Keasyikan menulis membuatku tak sadar akan waktu. Ternyata
udah jam 9.00wib sekarang.
“Elll? Nanti bisa ngantarkan Fajri?” tanya kak Dewi yang
melintas di tempat jemuran, di samping kamarku.
“Emmmm..belum pasti Kak. Sebentar lagi kan El mau pergi,
kalau El sempat pula jam 12 nanti akan El antar Fajri. Tapi, kalau El nggak
sempat, berarti El nggak bisa ngaterin ya Kak.”
“Oh yaa lah Ell.”
Aku mematikan laptop dan berniat merapikan kamar yang udah
mirip kapal Titanik yang karam begini. Eh, pas megang perut, ternyata udah
bergelambir bangeeettt. Hiksss. Aku harus olahraga! Akhirnya ku nyalakan lagi
laptopku dan ku nyalakan video aerobic ala OCD. Huahhhhhhhh…mungkin karena udah
berbulan-bulan lamanya nggak aerobikan, badanku terasa kaku banget. Ini
benar-benar menyiksa! Aku harus kembali
terbiasa supaya badan tidak lagi rasa tersiksa dan terpaksa.

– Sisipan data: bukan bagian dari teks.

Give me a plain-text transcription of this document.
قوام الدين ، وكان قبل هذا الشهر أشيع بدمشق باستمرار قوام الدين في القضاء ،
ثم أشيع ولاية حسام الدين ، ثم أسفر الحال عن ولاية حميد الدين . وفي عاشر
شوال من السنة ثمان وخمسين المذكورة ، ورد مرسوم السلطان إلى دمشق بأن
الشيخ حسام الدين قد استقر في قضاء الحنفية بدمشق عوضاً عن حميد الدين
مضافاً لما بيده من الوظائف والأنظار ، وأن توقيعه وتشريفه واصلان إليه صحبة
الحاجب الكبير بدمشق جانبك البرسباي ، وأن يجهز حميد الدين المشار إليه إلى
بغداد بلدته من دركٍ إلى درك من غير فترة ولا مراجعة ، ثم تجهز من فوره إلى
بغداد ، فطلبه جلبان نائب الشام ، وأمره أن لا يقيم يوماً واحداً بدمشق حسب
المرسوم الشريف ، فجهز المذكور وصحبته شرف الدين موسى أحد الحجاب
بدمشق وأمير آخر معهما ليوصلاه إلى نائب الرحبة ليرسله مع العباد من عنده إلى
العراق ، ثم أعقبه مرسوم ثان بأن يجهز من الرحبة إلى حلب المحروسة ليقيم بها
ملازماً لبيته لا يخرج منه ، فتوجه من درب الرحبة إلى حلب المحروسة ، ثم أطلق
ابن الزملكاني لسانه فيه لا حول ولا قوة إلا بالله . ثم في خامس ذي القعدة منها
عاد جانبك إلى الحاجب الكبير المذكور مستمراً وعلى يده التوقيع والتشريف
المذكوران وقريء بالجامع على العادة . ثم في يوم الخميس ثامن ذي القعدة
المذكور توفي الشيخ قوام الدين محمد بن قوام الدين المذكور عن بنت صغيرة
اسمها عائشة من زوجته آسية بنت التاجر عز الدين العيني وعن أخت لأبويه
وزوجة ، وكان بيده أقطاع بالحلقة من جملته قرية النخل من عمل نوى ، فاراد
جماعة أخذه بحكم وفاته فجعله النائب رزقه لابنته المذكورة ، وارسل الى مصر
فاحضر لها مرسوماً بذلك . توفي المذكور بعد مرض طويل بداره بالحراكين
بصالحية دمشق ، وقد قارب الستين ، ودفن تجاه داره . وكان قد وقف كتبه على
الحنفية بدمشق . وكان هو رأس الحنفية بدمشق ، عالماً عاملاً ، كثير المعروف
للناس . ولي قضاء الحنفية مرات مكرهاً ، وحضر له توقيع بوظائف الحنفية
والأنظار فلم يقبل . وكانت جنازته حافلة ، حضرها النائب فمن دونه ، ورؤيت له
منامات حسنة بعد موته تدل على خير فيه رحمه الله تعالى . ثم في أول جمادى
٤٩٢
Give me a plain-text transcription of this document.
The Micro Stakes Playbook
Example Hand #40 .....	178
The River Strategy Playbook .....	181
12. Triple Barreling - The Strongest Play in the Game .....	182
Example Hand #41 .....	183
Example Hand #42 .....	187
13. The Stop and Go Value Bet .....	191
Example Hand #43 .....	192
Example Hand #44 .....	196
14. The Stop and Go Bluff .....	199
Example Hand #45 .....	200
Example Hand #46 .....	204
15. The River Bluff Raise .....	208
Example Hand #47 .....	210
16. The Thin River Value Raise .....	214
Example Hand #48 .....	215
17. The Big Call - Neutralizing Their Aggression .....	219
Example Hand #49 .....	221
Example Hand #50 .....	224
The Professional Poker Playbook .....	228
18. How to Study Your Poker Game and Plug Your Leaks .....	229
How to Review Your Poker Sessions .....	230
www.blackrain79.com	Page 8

“Heeemmmm.. ntar-ntar aja deh ngerapiin kamarnya!” kataku
akhirnya.
Setelah aerobic, aku istirahat sejenak, mandi lalu pergi.
Tujuanku adalah sarapan di warung langganan. Meskipun agak menyangsikan
sarapan, tapi kesehatanku sangat mahal dan jauh lebih penting untuk dipenuhi
hak-haknya. Aku memilih sarapan dengan suwiran 3 bakwan dan siraman kuah pecal
di atasnya. Biasanya sih 3 gorengan gini udah plus dengan pecal juga, hehee.

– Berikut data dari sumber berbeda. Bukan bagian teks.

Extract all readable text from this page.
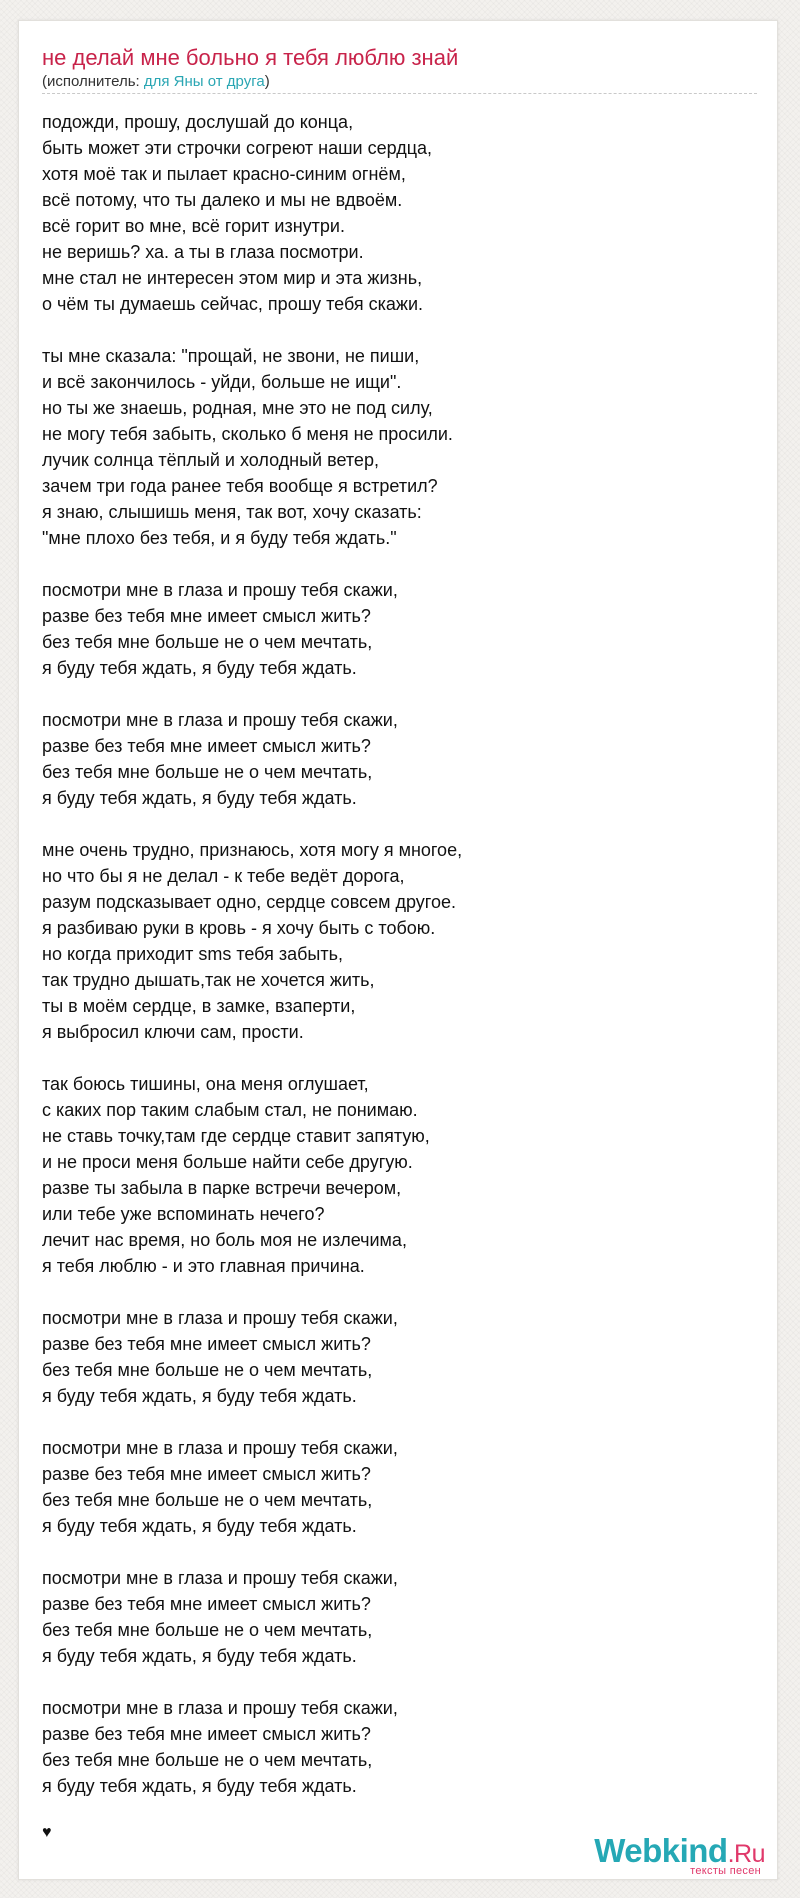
не делай мне больно я тебя люблю знай
(исполнитель: для Яны от друга)
подожди, прошу, дослушай до конца,
быть может эти строчки согреют наши сердца,
хотя моё так и пылает красно-синим огнём,
всё потому, что ты далеко и мы не вдвоём.
всё горит во мне, всё горит изнутри.
не веришь? ха. а ты в глаза посмотри.
мне стал не интересен этом мир и эта жизнь,
о чём ты думаешь сейчас, прошу тебя скажи.
ты мне сказала: "прощай, не звони, не пиши,
и всё закончилось - уйди, больше не ищи".
но ты же знаешь, родная, мне это не под силу,
не могу тебя забыть, сколько б меня не просили.
лучик солнца тёплый и холодный ветер,
зачем три года ранее тебя вообще я встретил?
я знаю, слышишь меня, так вот, хочу сказать:
"мне плохо без тебя, и я буду тебя ждать."
посмотри мне в глаза и прошу тебя скажи,
разве без тебя мне имеет смысл жить?
без тебя мне больше не о чем мечтать,
я буду тебя ждать, я буду тебя ждать.
посмотри мне в глаза и прошу тебя скажи,
разве без тебя мне имеет смысл жить?
без тебя мне больше не о чем мечтать,
я буду тебя ждать, я буду тебя ждать.
мне очень трудно, признаюсь, хотя могу я многое,
но что бы я не делал - к тебе ведёт дорога,
разум подсказывает одно, сердце совсем другое.
я разбиваю руки в кровь - я хочу быть с тобою.
но когда приходит sms тебя забыть,
так трудно дышать,так не хочется жить,
ты в моём сердце, в замке, взаперти,
я выбросил ключи сам, прости.
так боюсь тишины, она меня оглушает,
с каких пор таким слабым стал, не понимаю.
не ставь точку,там где сердце ставит запятую,
и не проси меня больше найти себе другую.
разве ты забыла в парке встречи вечером,
или тебе уже вспоминать нечего?
лечит нас время, но боль моя не излечима,
я тебя люблю - и это главная причина.
посмотри мне в глаза и прошу тебя скажи,
разве без тебя мне имеет смысл жить?
без тебя мне больше не о чем мечтать,
я буду тебя ждать, я буду тебя ждать.
посмотри мне в глаза и прошу тебя скажи,
разве без тебя мне имеет смысл жить?
без тебя мне больше не о чем мечтать,
я буду тебя ждать, я буду тебя ждать.
посмотри мне в глаза и прошу тебя скажи,
разве без тебя мне имеет смысл жить?
без тебя мне больше не о чем мечтать,
я буду тебя ждать, я буду тебя ждать.
посмотри мне в глаза и прошу тебя скажи,
разве без тебя мне имеет смысл жить?
без тебя мне больше не о чем мечтать,
я буду тебя ждать, я буду тебя ждать.
♥	Webkind.Ru
тексты песен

“Uuunn!” sapa seorang wantia yang baru saja turun dari
motornya.
“Heyyy Unnnn!” aku tahu, dia adalah Ela. Nah, ini nih yang
aneh dari kami berdua; sama-sama memanggil dengan ‘Un’ padahal punya nama yang
beda. Hahaa.
“Ya ampuun Unnn, kok makin gemuk aja Unnn?” tanyanya.
Hemmmm… ini adalah pertanyaan yang udah ke 1001 kalinya
sepertinya.
“Iya nih Uuunn..nggak tertolong lagi nampaknya. Hiksss. Eh,
emangnya kemarin belum segemuk ini? kan kita belum lama juga kemarin
ketemunya.”
“Nggak! Nggak segemuk ini Uuunn. Ini kok udah genduuut gini?

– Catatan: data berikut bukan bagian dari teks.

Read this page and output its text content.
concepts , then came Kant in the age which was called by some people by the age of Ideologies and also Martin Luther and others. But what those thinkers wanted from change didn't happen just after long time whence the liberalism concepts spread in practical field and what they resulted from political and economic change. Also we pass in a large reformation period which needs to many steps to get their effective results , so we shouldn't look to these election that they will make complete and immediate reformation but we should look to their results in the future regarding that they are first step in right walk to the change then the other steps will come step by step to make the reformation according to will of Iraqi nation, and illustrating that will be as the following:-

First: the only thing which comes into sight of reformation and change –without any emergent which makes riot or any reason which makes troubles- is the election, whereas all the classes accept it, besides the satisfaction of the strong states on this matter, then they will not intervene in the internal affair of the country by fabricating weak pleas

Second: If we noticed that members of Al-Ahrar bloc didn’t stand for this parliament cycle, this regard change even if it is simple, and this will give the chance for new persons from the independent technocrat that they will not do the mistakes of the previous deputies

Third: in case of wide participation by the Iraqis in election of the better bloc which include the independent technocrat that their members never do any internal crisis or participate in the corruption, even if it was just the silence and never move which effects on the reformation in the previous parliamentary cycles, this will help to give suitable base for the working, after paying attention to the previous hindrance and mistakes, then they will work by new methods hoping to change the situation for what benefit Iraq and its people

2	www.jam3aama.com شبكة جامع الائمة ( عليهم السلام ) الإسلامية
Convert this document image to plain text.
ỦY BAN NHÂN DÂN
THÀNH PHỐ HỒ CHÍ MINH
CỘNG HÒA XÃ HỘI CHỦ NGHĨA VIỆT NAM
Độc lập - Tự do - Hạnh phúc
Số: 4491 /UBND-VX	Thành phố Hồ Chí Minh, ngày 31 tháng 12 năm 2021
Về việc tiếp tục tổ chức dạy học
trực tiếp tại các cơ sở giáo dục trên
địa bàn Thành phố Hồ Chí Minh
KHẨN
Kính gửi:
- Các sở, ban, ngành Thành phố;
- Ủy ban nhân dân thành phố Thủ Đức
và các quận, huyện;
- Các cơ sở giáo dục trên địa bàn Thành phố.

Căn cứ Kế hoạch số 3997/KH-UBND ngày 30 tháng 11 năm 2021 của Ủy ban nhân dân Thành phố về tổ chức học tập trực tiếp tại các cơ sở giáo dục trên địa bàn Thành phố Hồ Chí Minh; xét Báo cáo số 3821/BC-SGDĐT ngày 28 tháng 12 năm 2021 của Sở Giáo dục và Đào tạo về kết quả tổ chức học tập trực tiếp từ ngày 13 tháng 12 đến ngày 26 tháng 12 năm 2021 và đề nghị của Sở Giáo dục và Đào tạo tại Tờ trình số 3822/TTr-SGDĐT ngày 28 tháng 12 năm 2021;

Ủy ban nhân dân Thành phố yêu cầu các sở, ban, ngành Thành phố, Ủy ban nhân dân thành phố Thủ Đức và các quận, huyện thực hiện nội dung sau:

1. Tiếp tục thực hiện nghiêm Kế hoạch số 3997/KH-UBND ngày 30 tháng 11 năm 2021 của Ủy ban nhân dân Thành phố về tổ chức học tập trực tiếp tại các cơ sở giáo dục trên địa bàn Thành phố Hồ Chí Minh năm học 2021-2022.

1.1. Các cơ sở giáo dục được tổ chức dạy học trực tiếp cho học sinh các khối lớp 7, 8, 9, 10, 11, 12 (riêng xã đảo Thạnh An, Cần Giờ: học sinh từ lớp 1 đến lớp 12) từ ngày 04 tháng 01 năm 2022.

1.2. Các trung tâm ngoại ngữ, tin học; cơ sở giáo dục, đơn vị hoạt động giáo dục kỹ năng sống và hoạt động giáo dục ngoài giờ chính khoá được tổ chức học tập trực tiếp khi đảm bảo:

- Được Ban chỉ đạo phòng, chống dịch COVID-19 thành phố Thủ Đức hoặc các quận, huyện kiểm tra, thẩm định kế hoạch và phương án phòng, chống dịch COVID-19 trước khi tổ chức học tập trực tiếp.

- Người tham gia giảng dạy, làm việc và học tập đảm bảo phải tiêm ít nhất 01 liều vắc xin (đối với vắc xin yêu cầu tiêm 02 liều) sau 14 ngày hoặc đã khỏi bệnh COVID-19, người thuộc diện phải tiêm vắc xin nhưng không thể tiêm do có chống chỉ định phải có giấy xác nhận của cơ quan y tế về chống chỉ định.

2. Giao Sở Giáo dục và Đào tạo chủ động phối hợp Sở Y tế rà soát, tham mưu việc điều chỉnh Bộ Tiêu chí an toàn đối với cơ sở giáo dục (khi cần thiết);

Makin tenang aja kayaknya.”
“Aamiin ya Allah.”
“Jadi, sibuk apa apa sekarang Unnn?” tanya Ella, tap belum
sempat ku jawab, dia sudah melanjutkan lagi pertanyaannya, “Masih nulis Unn?”
“Masih,” ku jawab cepat. “Menulis itu selalu Ciin.”
“Nulis apa sekarang?”
“Apapun ku tulis Unnn.. semua yang namanya tulisan, aku
mencintainya. Eyaaakkk!”
“Iyaaa… postingan blognya ramee bangett yaa!” kata temannya
Uun yang ternyata menu sarapannya sama denganku.
“Eh, kok tahu? Tahu darimana Ciin?”
“Lihat di FB, banyak banget. Kereen!”
“Namamu siapa Cin?”
“Yaya.”
Ya Allah, maaf aku
baru mengenalnya sekarang. Terimakasih ya Allah. Aku selalu terharu dan
merasa surprise banget ketika bertemu dengan orang-orang memperhatikanku dan
mengenalku padahal aku nggak segitunya ke dia. Rasanyaaa.. sesuatuuuu banget. Dan,
aku akan sangat menyambut mereka.
“Yaya ini pinter nulis juga loh Un. Tapi dia nggak mau
ngepost di blognya.”
“hahaa.. paswordnya aja udah lupa,” kata Yaya.
“Iya loh Un, aku punya blog juga, baru sehari udah lupa
paswordnya. Ntah lah gimana tuuu!”
“Ohh gituuu. Diseragamin donk paswordnya Cin dengan sesuatu
yang sangat kita suka. Contohnya aku, rata-rata paswordku itu adalah MAWAPRES.
Jadi, nggak susa ngingatnya. Tinggal emailnya yang beda.”
“Ohh gituu rahasianyaa.. kita udah tahu ya, Yaa paswordnya
Elis, hahaha,” kata Ella.
““Uun udah wisuda apa belum nih?” tanyaku.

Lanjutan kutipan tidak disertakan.